Mettant en garde contre les idéologies « dangereuses » qui accentuent la polarisation de la société, critiquant « les ONG et les chaînes de télévision qui, financées par des capitaux étrangers, mènent des campagnes pour discréditer l’Eglise », le haut clergé géorgien a salué, dans son communiqué, le choix du gouvernement en faveur de « la protection des valeurs traditionnelles ».

Au-delà de la loi, la confrontation actuelle entre le Rêve géorgien, le parti au pouvoir, et les principaux acteurs de la société civile, s’avérera déterminante pour savoir si la petite république du Caucase maintient sa démocratie balbutiante ou si elle succombe au modèle autoritaire à la russe. « Il s’agit de choisir entre deux modes de vie, entre d’un côté les valeurs européennes, respectueuses de la dignité humaine, et de l’autre la vision russe du monde, basée sur l’expansionnisme, la guerre, la mort, la destruction.
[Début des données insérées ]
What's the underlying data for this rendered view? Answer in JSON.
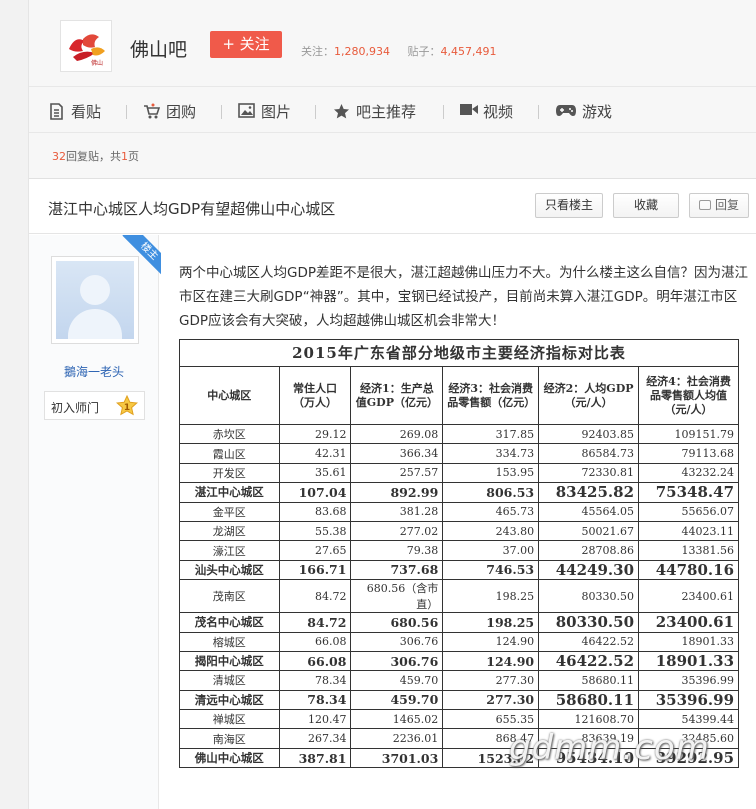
{
  "header": {
    "forum_name": "佛山吧",
    "follow_label": "+ 关注",
    "followers_label": "关注：",
    "followers": "1,280,934",
    "posts_label": "贴子：",
    "posts": "4,457,491",
    "logo_icon": "foshan-bar-logo"
  },
  "nav": [
    {
      "label": "看贴",
      "icon": "document-icon"
    },
    {
      "label": "团购",
      "icon": "cart-icon"
    },
    {
      "label": "图片",
      "icon": "image-icon"
    },
    {
      "label": "吧主推荐",
      "icon": "star-icon"
    },
    {
      "label": "视频",
      "icon": "video-icon"
    },
    {
      "label": "游戏",
      "icon": "gamepad-icon"
    }
  ],
  "reply_info": {
    "count": "32",
    "count_suffix": "回复贴，共",
    "pages": "1",
    "pages_suffix": "页"
  },
  "thread": {
    "title": "湛江中心城区人均GDP有望超佛山中心城区",
    "only_owner": "只看楼主",
    "collect": "收藏",
    "reply": "回复"
  },
  "post": {
    "floor_tag": "楼主",
    "username": "鵝海一老头",
    "badge_label": "初入师门",
    "badge_level": "1",
    "content": "两个中心城区人均GDP差距不是很大，湛江超越佛山压力不大。为什么楼主这么自信？因为湛江市区在建三大刷GDP“神器”。其中，宝钢已经试投产，目前尚未算入湛江GDP。明年湛江市区GDP应该会有大突破，人均超越佛山城区机会非常大！"
  },
  "table": {
    "title": "2015年广东省部分地级市主要经济指标对比表",
    "headers": [
      "中心城区",
      "常住人口（万人）",
      "经济1：生产总值GDP（亿元）",
      "经济3：社会消费品零售额（亿元）",
      "经济2：人均GDP（元/人）",
      "经济4：社会消费品零售额人均值（元/人）"
    ],
    "rows": [
      {
        "cells": [
          "赤坎区",
          "29.12",
          "269.08",
          "317.85",
          "92403.85",
          "109151.79"
        ],
        "major": false
      },
      {
        "cells": [
          "霞山区",
          "42.31",
          "366.34",
          "334.73",
          "86584.73",
          "79113.68"
        ],
        "major": false
      },
      {
        "cells": [
          "开发区",
          "35.61",
          "257.57",
          "153.95",
          "72330.81",
          "43232.24"
        ],
        "major": false
      },
      {
        "cells": [
          "湛江中心城区",
          "107.04",
          "892.99",
          "806.53",
          "83425.82",
          "75348.47"
        ],
        "major": true
      },
      {
        "cells": [
          "金平区",
          "83.68",
          "381.28",
          "465.73",
          "45564.05",
          "55656.07"
        ],
        "major": false
      },
      {
        "cells": [
          "龙湖区",
          "55.38",
          "277.02",
          "243.80",
          "50021.67",
          "44023.11"
        ],
        "major": false
      },
      {
        "cells": [
          "濠江区",
          "27.65",
          "79.38",
          "37.00",
          "28708.86",
          "13381.56"
        ],
        "major": false
      },
      {
        "cells": [
          "汕头中心城区",
          "166.71",
          "737.68",
          "746.53",
          "44249.30",
          "44780.16"
        ],
        "major": true
      },
      {
        "cells": [
          "茂南区",
          "84.72",
          "680.56（含市直）",
          "198.25",
          "80330.50",
          "23400.61"
        ],
        "major": false
      },
      {
        "cells": [
          "茂名中心城区",
          "84.72",
          "680.56",
          "198.25",
          "80330.50",
          "23400.61"
        ],
        "major": true
      },
      {
        "cells": [
          "榕城区",
          "66.08",
          "306.76",
          "124.90",
          "46422.52",
          "18901.33"
        ],
        "major": false
      },
      {
        "cells": [
          "揭阳中心城区",
          "66.08",
          "306.76",
          "124.90",
          "46422.52",
          "18901.33"
        ],
        "major": true
      },
      {
        "cells": [
          "清城区",
          "78.34",
          "459.70",
          "277.30",
          "58680.11",
          "35396.99"
        ],
        "major": false
      },
      {
        "cells": [
          "清远中心城区",
          "78.34",
          "459.70",
          "277.30",
          "58680.11",
          "35396.99"
        ],
        "major": true
      },
      {
        "cells": [
          "禅城区",
          "120.47",
          "1465.02",
          "655.35",
          "121608.70",
          "54399.44"
        ],
        "major": false
      },
      {
        "cells": [
          "南海区",
          "267.34",
          "2236.01",
          "868.47",
          "83639.19",
          "32485.60"
        ],
        "major": false
      },
      {
        "cells": [
          "佛山中心城区",
          "387.81",
          "3701.03",
          "1523.82",
          "95434.10",
          "39292.95"
        ],
        "major": true
      }
    ]
  },
  "watermark": "gdmm.com"
}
Personnellement, je suis pour l’Union européenne car ses aspirations me semblent plus proches des valeurs chrétiennes », explique le père Zaza, 65 ans, qui officie à l’église Saint-Nicolas, dans le quartier historique de Narikala à Tbilissi.

Résolument opposé à la loi, le prêtre soutient le mouvement de protestation qui s’est exprimé trois semaines durant, à Tbilissi et dans d’autres villes de Géorgie, et qui devrait reprendre lundi 13 mai, lorsque le Parlement examinera le texte en troisième lecture. « Cette loi est toxique, elle vise à fabriquer des “ennemis du peuple” comme pendant les purges de 1937. Si elle est adoptée, les médias indépendants vont disparaître, la moindre critique sera punie et les forces vives et éclairées de la société devront quitter le pays pour se forger un avenir ailleurs », prédit l’ecclésiastique, le regard sombre.

Sa position, il en a conscience, est ultraminoritaire. Sa hiérarchie ne la partage pas. Simple prêtre, il n’a jamais été très docile, ce qui lui a valu des blâmes et une pétition réclamant sa mise à l’écart, « mais je suis toujours là, auprès de mes paroissiens », dit-il avec un sourire malicieux.